Although driven by public health concerns, some of these responses risk being overly securitized or heavy-handed, thereby raising significant human rights concerns. Even though many of these responses are intended to be short-term, they may have long-term consequences for terrorism and counterterrorism if their effect is to create new grievances or drivers to radicalization. For there is considerable evidence that limiting respect for human rights can lead to alienation and create new grievances, leading to a potential rise in terrorist violence. It is therefore crucial that we develop human rights-compliant and gender-sensitive policies, practices, and approaches that address new and emerging threats relating to COVID-19, while considering the potential for misuse and abuse of such responses.
The pandemic will also likely have a significant effect on the counterterrorism efforts of various stakeholders. Member states are likely to rightly prioritize reviving their own economies and societies, and this may well lead to an overall decline in spending on counterterrorism and CVE. It may also lead to a decline in international cooperation (including funding and technical assistance support), thereby negatively impacting low-capacity states most affected by terrorism. And any reduction in funding will of course affect those stakeholders (including civil society and academia) that are essential to a whole-of-society approach to counterterrorism and CVE.

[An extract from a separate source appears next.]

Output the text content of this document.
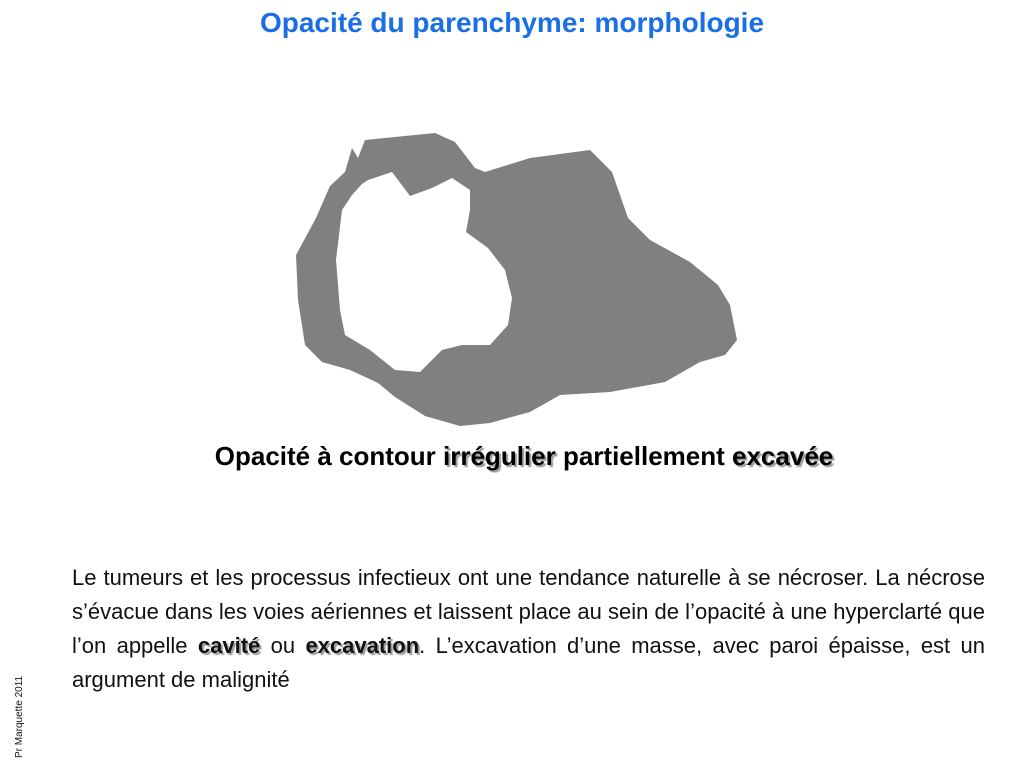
Opacité du parenchyme: morphologie
Opacité à contour irrégulier partiellement excavée

Le tumeurs et les processus infectieux ont une tendance naturelle à se nécroser. La nécrose s’évacue dans les voies aériennes et laissent place au sein de l’opacité à une hyperclarté que l’on appelle cavité ou excavation. L’excavation d’une masse, avec paroi épaisse, est un argument de malignité

Pr Marquette 2011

Despite the global impact of COVID-19, we have continued to work with our many United Nations and other partners to assist states in their counterterrorism and CVE efforts. The global terrorist threat continues to evolve, and we must continue to be dynamic and agile in our responses. The international community must continue to work together with relevant stakeholders, including the private sector, women’s organizations, academia, victim-support groups, and local and religious communities in order to effectively integrate its counterterrorism efforts into the global recovery from the pandemic. And our collective efforts must be based on an integrated, whole-of-society approach that places human rights and gender considerations at the forefront and promotes equality, human dignity, and pluralism.

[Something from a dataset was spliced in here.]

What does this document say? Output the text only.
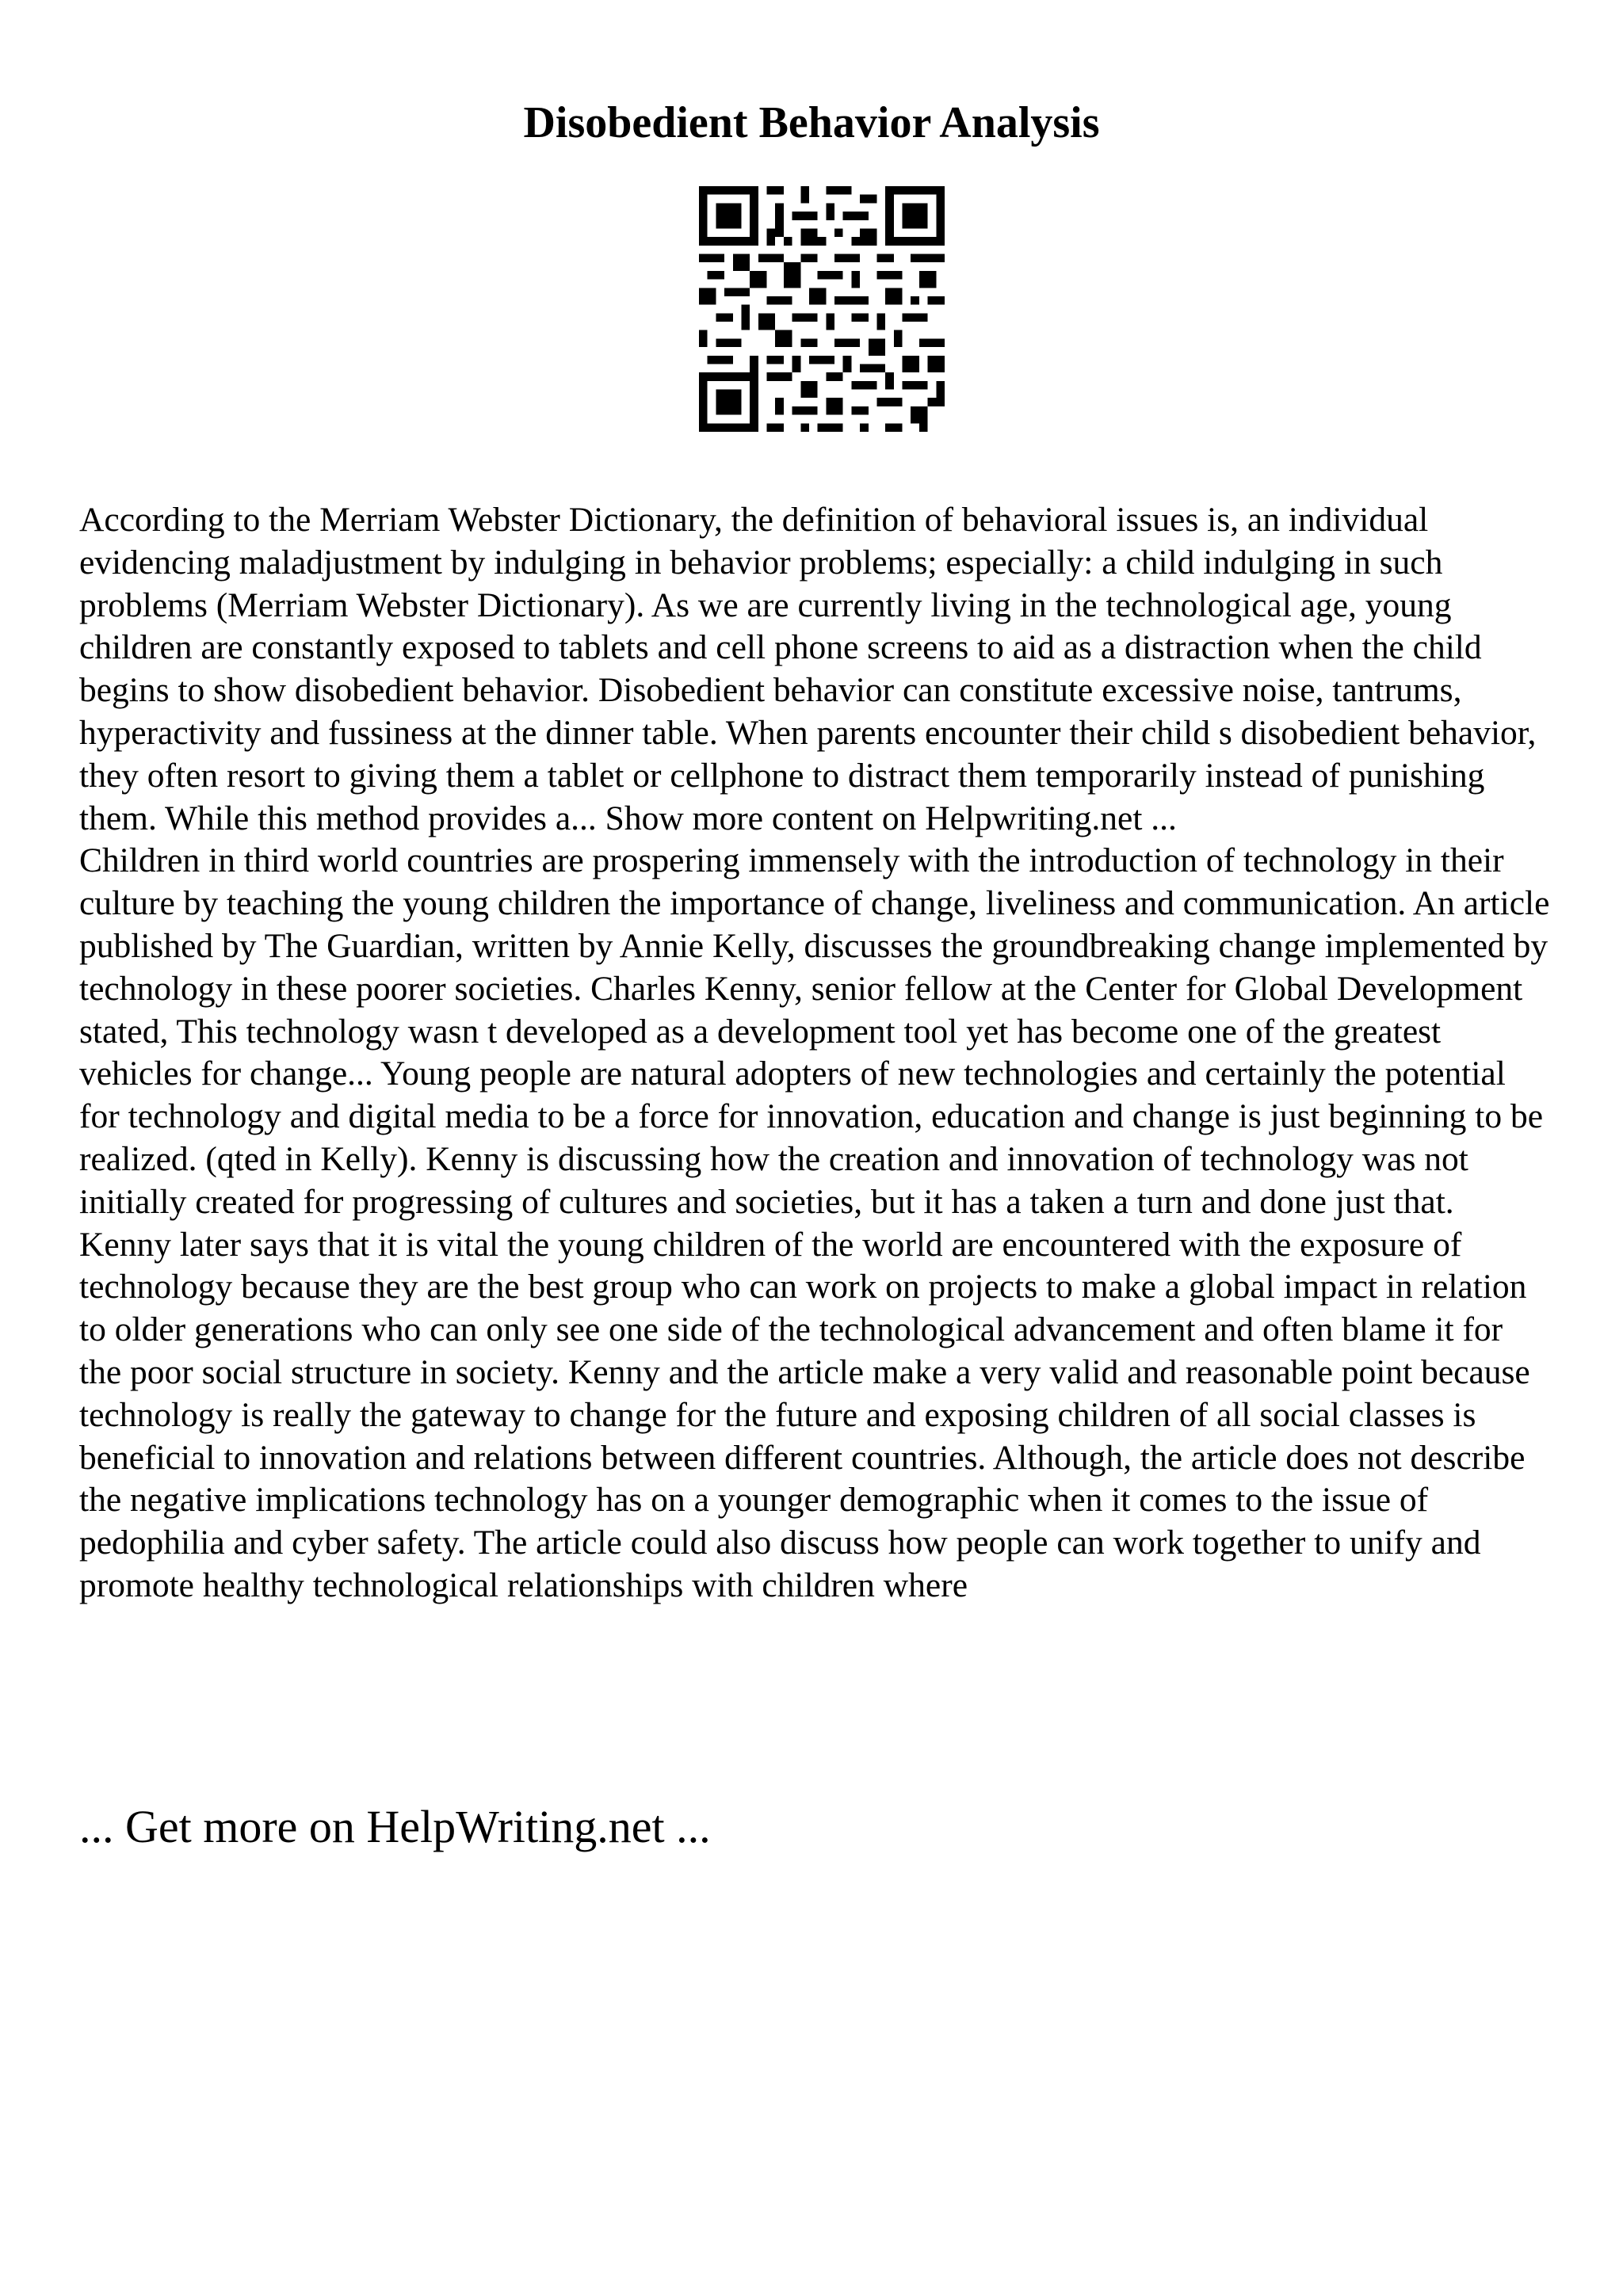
Disobedient Behavior Analysis

According to the Merriam Webster Dictionary, the definition of behavioral issues is, an individual evidencing maladjustment by indulging in behavior problems; especially: a child indulging in such problems (Merriam Webster Dictionary). As we are currently living in the technological age, young children are constantly exposed to tablets and cell phone screens to aid as a distraction when the child begins to show disobedient behavior. Disobedient behavior can constitute excessive noise, tantrums, hyperactivity and fussiness at the dinner table. When parents encounter their child s disobedient behavior, they often resort to giving them a tablet or cellphone to distract them temporarily instead of punishing them. While this method provides a... Show more content on Helpwriting.net ...

Children in third world countries are prospering immensely with the introduction of technology in their culture by teaching the young children the importance of change, liveliness and communication. An article published by The Guardian, written by Annie Kelly, discusses the groundbreaking change implemented by technology in these poorer societies. Charles Kenny, senior fellow at the Center for Global Development stated, This technology wasn t developed as a development tool yet has become one of the greatest vehicles for change... Young people are natural adopters of new technologies and certainly the potential for technology and digital media to be a force for innovation, education and change is just beginning to be realized. (qted in Kelly). Kenny is discussing how the creation and innovation of technology was not initially created for progressing of cultures and societies, but it has a taken a turn and done just that. Kenny later says that it is vital the young children of the world are encountered with the exposure of technology because they are the best group who can work on projects to make a global impact in relation to older generations who can only see one side of the technological advancement and often blame it for the poor social structure in society. Kenny and the article make a very valid and reasonable point because technology is really the gateway to change for the future and exposing children of all social classes is beneficial to innovation and relations between different countries. Although, the article does not describe the negative implications technology has on a younger demographic when it comes to the issue of pedophilia and cyber safety. The article could also discuss how people can work together to unify and promote healthy technological relationships with children where

... Get more on HelpWriting.net ...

Thank you. I look forward to answering any questions that you may have.
Michèle Coninsx was confirmed as Executive Director of the CTED at the Assistant Secretary-General level on August 11, 2017. Previously, she served as President of Eurojust, the judicial cooperation unit of the European Union, where she chaired both the counterterrorism team and the Task Force on the Future of Eurojust. She has also served as the National Prosecutor of Belgium, an expert to the International Civil Aviation Organization, and an Instructor Antiterrorism in the air, with assignment at the Belgian National Aviation Security Committee.